For Radcliffe, retiring in 1978 from Central High School was just a stepping-stone to an even busier life. “I’m busier now, I’m just slower,” she said. “I just have a hard time remembering names. It’s maddening.”
Also maddening for her is the diagnosis of lung cancer she received five years ago. She thinks it’s genetic both parents and her two brothers had cancer, though only one of them died of cancer.
She learned during a health crisis when she was in college that natural foods can help keep you well, so she has followed that regimen. “When I was sick when I was young, I was in bed and looking at a Sears Roebuck catalog,” Radcliffe recalled. “I remember there was a section advertising kelp and the benefits of it. I asked my mother can I order this’ and she said yes. She paid the money and placed the order and I started taking kelp and my health improved.”
She still takes kelp, but not regularly.

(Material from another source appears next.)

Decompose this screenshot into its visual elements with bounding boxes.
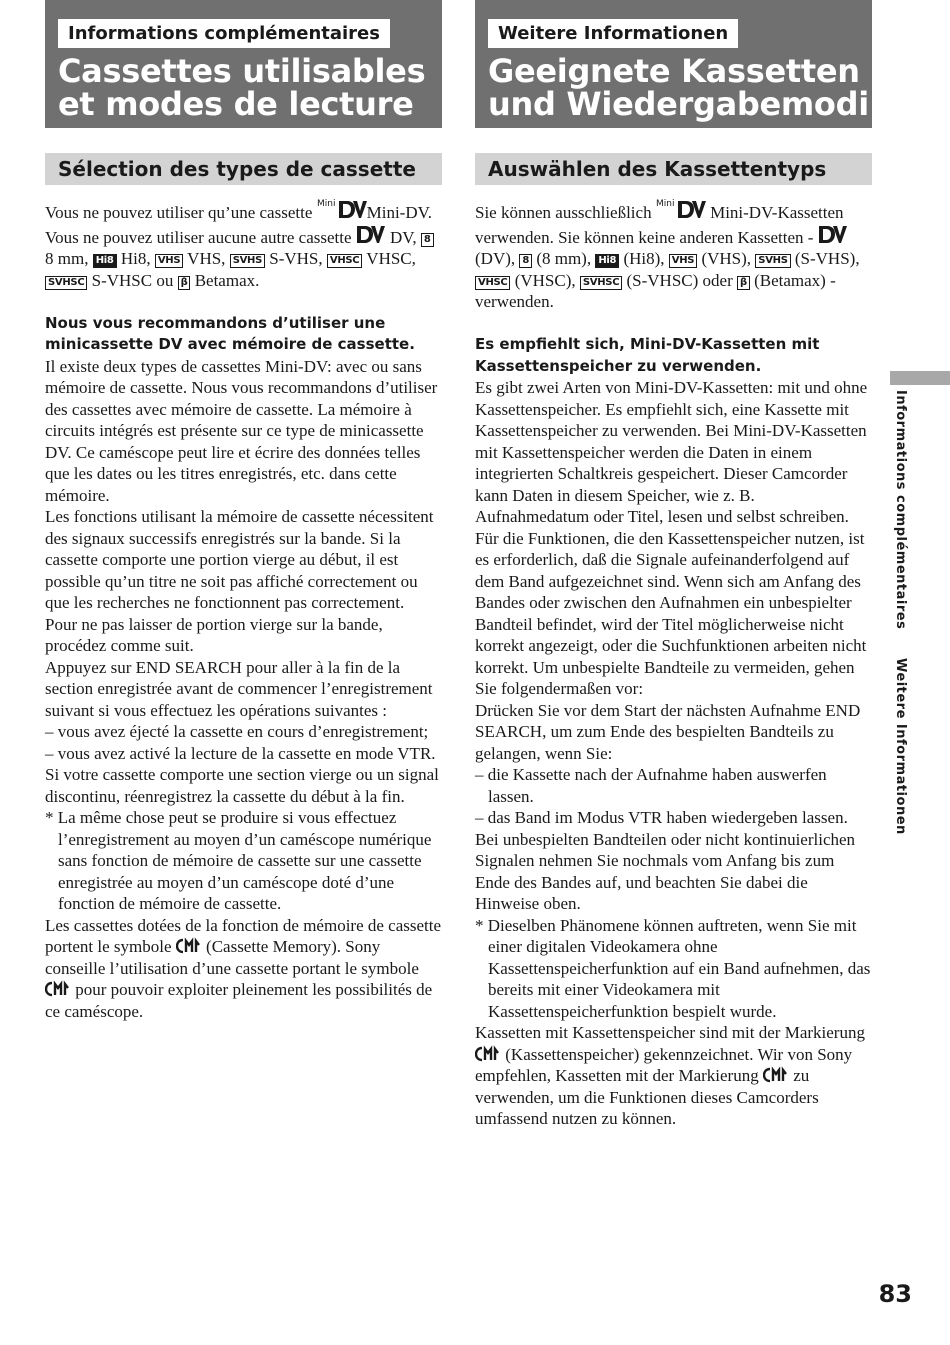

She underwent radiation and chemotherapy and is in remission.
“I take vitamins, antioxidants and minerals. And I’ve been off cancer medication for a year and a half and doing OK,” she said. “I don’t have the strength or the stamina I would like to have, but I have to remember I’m 94 years old.”
Her secret? “I take it a day at a time. I’m conservative with my money. I firmly believe nutritional foods will keep you going,” she said. “Have faith and live a good life. I do think good morals, strong faith and everything in moderation are the keys.”